Allen Zhang, the creator of WeChat, did not show up at this year’s annual WeChat Open Class Pro, a conference where the WeChat World is showcased and discussed.

However, he delivered a video message to the audience (including developers) in Guangzhou yesterday (9 Jan 2020). In the recording, he said he deliberately missed the conference – as he had mentioned before, attending a conference is very time consuming for him.

He also reiterated that the WeChat team would always speak with their product. “You know that WeChat has never held a launch/release conference. I believe that the new version itself is a launch conference, as hundreds of millions of users will be covered.”

He mentioned that last year, WeChat team had already grown to a large size. The challenge they face have morphed from “How” in the early days to “What” of present day.

In the past, they would focus on each feature, and figure out how to do it well. Now the focus is to decide what to do and what not. “In early days it was a test of our product capabilities, now it is testing our organisational capabilities,” he said.

“I Hope that our team would have outstanding deep thinker in each area,” he said that was the reason why he decided not to show up himself, whilst giving more opportunities to the team.

He shared some reflections:

The impact of interconnectivity 

WeChat occupies highest screenshot amongst apps in China.
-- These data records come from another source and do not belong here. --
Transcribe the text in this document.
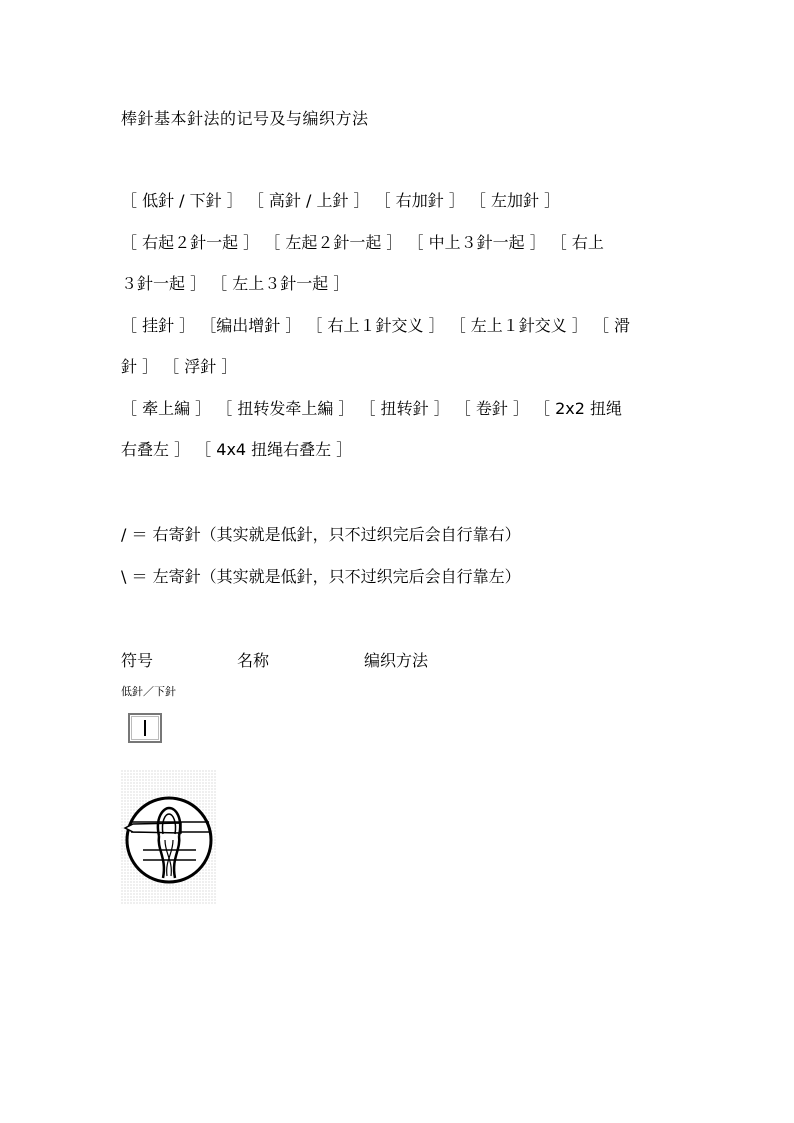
棒針基本針法的记号及与编织方法
［ 低針 / 下針 ］ ［ 高針 / 上針 ］ ［ 右加針 ］ ［ 左加針 ］
［ 右起２針一起 ］ ［ 左起２針一起 ］ ［ 中上３針一起 ］ ［ 右上
３針一起 ］ ［ 左上３針一起 ］
［ 挂針 ］ ［编出增針 ］ ［ 右上１針交义 ］ ［ 左上１針交义 ］ ［ 滑
針 ］ ［ 浮針 ］
［ 牽上編 ］ ［ 扭转发牵上編 ］ ［ 扭转針 ］ ［ 卷針 ］ ［ 2x2 扭绳
右叠左 ］ ［ 4x4 扭绳右叠左 ］
/ ＝ 右寄針（其实就是低針，只不过织完后会自行靠右）
\ ＝ 左寄針（其实就是低針，只不过织完后会自行靠左）
符号	名称	编织方法
低針／下針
For the WeChat team, any modification would create a big change in how information flows.

“It is like gene editing,” he said. “We are changing natural selection with technology.”

The information from the screen, often from far far away, has surpassed the information from the real world. “The width and quality of information is a key issue WeChat needs to resolve.”
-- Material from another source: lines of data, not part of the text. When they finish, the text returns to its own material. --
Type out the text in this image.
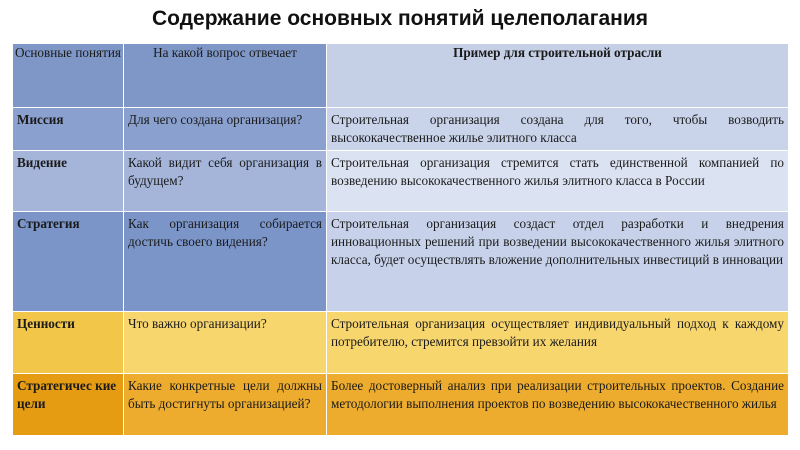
Содержание основных понятий целеполагания
Основные понятия	На какой вопрос отвечает	Пример для строительной отрасли
Миссия	Для чего создана организация?	Строительная организация создана для того, чтобы возводить высококачественное жилье элитного класса
Видение	Какой видит себя организация в будущем?	Строительная организация стремится стать единственной компанией по возведению высококачественного жилья элитного класса в России
Стратегия	Как организация собирается достичь своего видения?	Строительная организация создаст отдел разработки и внедрения инновационных решений при возведении высококачественного жилья элитного класса, будет осуществлять вложение дополнительных инвестиций в инновации
Ценности	Что важно организации?	Строительная организация осуществляет индивидуальный подход к каждому потребителю, стремится превзойти их желания
Стратегичес кие цели	Какие конкретные цели должны быть достигнуты организацией?	Более достоверный анализ при реализации строительных проектов. Создание методологии выполнения проектов по возведению высококачественного жилья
He believes that the impact could be views from a few dimensions: letting go of privacy, passive information acquisition, expanded and complex social relationships, fast broadcasting of information, difficulty of information choice, diversity of information, and challenges in search.

Letting go of privacy

The more technology evolves, the less privacy people possess. There is a trade off between convenience and privacy.
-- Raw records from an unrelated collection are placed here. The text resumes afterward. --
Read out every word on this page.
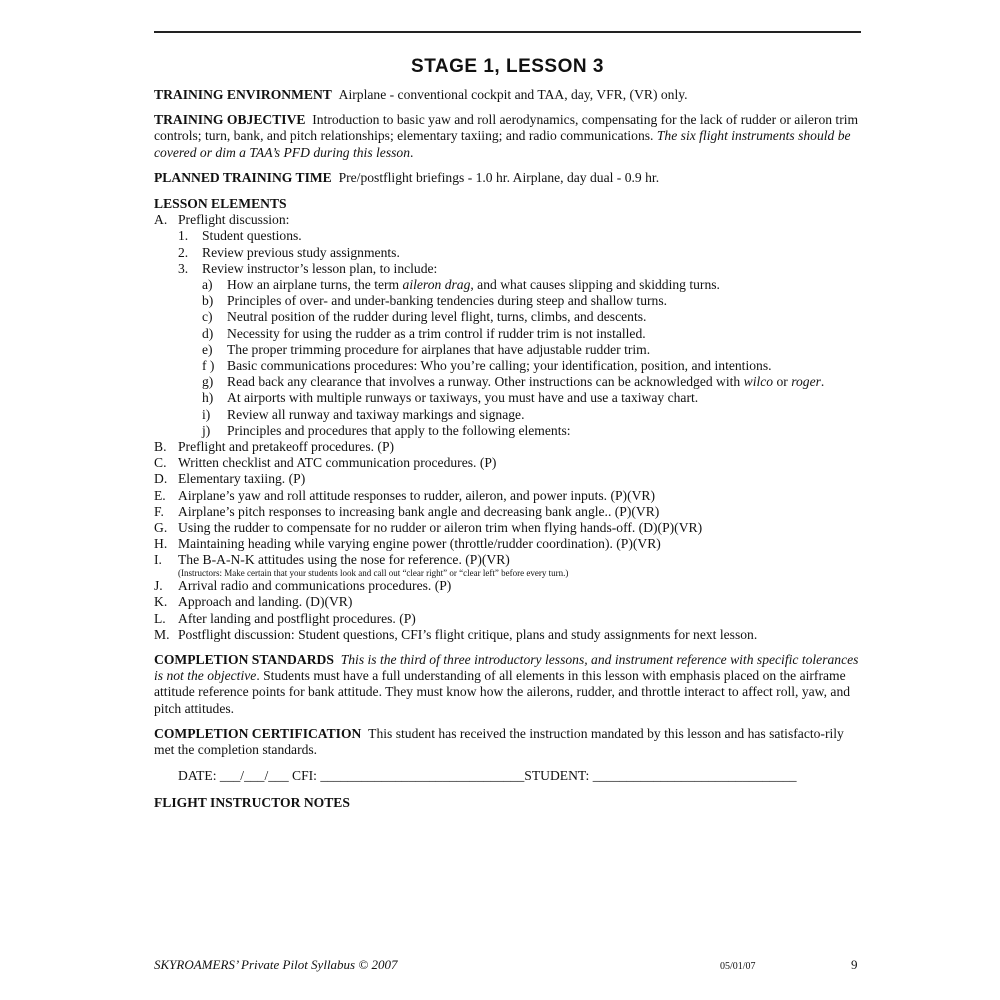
STAGE 1, LESSON 3
TRAINING ENVIRONMENT Airplane - conventional cockpit and TAA, day, VFR, (VR) only.
TRAINING OBJECTIVE Introduction to basic yaw and roll aerodynamics, compensating for the lack of rudder or aileron trim controls; turn, bank, and pitch relationships; elementary taxiing; and radio communications. The six flight instruments should be covered or dim a TAA’s PFD during this lesson.
PLANNED TRAINING TIME Pre/postflight briefings - 1.0 hr. Airplane, day dual - 0.9 hr.
LESSON ELEMENTS
A. Preflight discussion:
1. Student questions.
2. Review previous study assignments.
3. Review instructor’s lesson plan, to include:
a) How an airplane turns, the term aileron drag, and what causes slipping and skidding turns.
b) Principles of over- and under-banking tendencies during steep and shallow turns.
c) Neutral position of the rudder during level flight, turns, climbs, and descents.
d) Necessity for using the rudder as a trim control if rudder trim is not installed.
e) The proper trimming procedure for airplanes that have adjustable rudder trim.
f ) Basic communications procedures: Who you’re calling; your identification, position, and intentions.
g) Read back any clearance that involves a runway. Other instructions can be acknowledged with wilco or roger.
h) At airports with multiple runways or taxiways, you must have and use a taxiway chart.
i) Review all runway and taxiway markings and signage.
j) Principles and procedures that apply to the following elements:
B. Preflight and pretakeoff procedures. (P)
C. Written checklist and ATC communication procedures. (P)
D. Elementary taxiing. (P)
E. Airplane’s yaw and roll attitude responses to rudder, aileron, and power inputs. (P)(VR)
F. Airplane’s pitch responses to increasing bank angle and decreasing bank angle.. (P)(VR)
G. Using the rudder to compensate for no rudder or aileron trim when flying hands-off. (D)(P)(VR)
H. Maintaining heading while varying engine power (throttle/rudder coordination). (P)(VR)
I. The B-A-N-K attitudes using the nose for reference. (P)(VR)
(Instructors: Make certain that your students look and call out “clear right” or “clear left” before every turn.)
J. Arrival radio and communications procedures. (P)
K. Approach and landing. (D)(VR)
L. After landing and postflight procedures. (P)
M. Postflight discussion: Student questions, CFI’s flight critique, plans and study assignments for next lesson.
COMPLETION STANDARDS This is the third of three introductory lessons, and instrument reference with specific tolerances is not the objective. Students must have a full understanding of all elements in this lesson with emphasis placed on the airframe attitude reference points for bank attitude. They must know how the ailerons, rudder, and throttle interact to affect roll, yaw, and pitch attitudes.
COMPLETION CERTIFICATION This student has received the instruction mandated by this lesson and has satisfacto-rily met the completion standards.
DATE: ___/___/___ CFI: ______________________________STUDENT: ______________________________
FLIGHT INSTRUCTOR NOTES
SKYROAMERS’ Private Pilot Syllabus © 2007	05/01/07	9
“For example, ads targeting and user privacy are conflicting,” he said. “As a platform, we have tonnes of data. What should we use, and what should we not – it is always a problem that we are thinking about. And we hope our peers in other companies pay serious attention to this issue too.”

Passive information acquisition

Internet has made information abundant. However, what information to acquire from the sea of available data is a very challenging issue.

In fact, lots of users stopped actively look for information, and opted for passive information instead. “A few years ago I said: push changed the world, because the users became even lazier,” he stressed. “Wechat is based on push too. Every push notification you receive becomes higher in priority than the information you really need or want.”

Therefore which information to push would determine what users can see and even which world they would live in. “It is a problem that we constantly think about, and work towards solving,” Zhang said.

Expanded and complex social relationships

In the past, people believed in Dunbar’s number, where the cognitive limit to the number of people with whom one can maintain stable social relationships is usually 150.

With WeChat, this number is apparently broken. Suddenly people can have thousands of friends that they interact with.

“In the past we limit the number of contacts one can add to 5000,” Zhang explained. “However, we have almost 1 million users who are reaching or passing this limit.”

As a result, WeChat is actually removing this limit. However Zhang said he is actually very aware that this could bring some serious impact in the way people manage their social relationships. “Honest we are anxious about that and we will keep thinking.”

Fast broadcasting of information

Information now travels super fast. The same incident could spread exponentially, in no time.

That gives possibility of rumours and fake information being spread even faster than legitimate info – as such information always catches more attention. “It’s human nature.”

Zhang said it is actually quite difficult to use technology to determine the quality of information. So other means must be added – for instance, leveraging the users to help determine and arbirtate, “just lik the way we detect plagiarism”.

Difficulty of information choice

For users, when facing information overload, it is difficult to choose what to read, and what not to. “As a result, we always only see partial information.”

To solve that, WeChat has tried social recommendation, which leverages users’ contacts to recommend content. Zhang said this experiment is working out well.

Diversity of information

In an age where everyone can share information, WeChat hopes that even the long tail authors would have room to survive and keep sharing. “This is something we overlooked in WeChat official accounts in the past.”

The original thought about official accounts was for them to become a way brands to broadcast messages to interested consumers, therefor eradicating spam SMSes. The WeChat team intended for all sorts of content (including video etc.) to be distributed through such a channel.

However, by accident, articles became the most prolific format. However, not every one of the billion plus users can write – but everyone can snap a photo and share.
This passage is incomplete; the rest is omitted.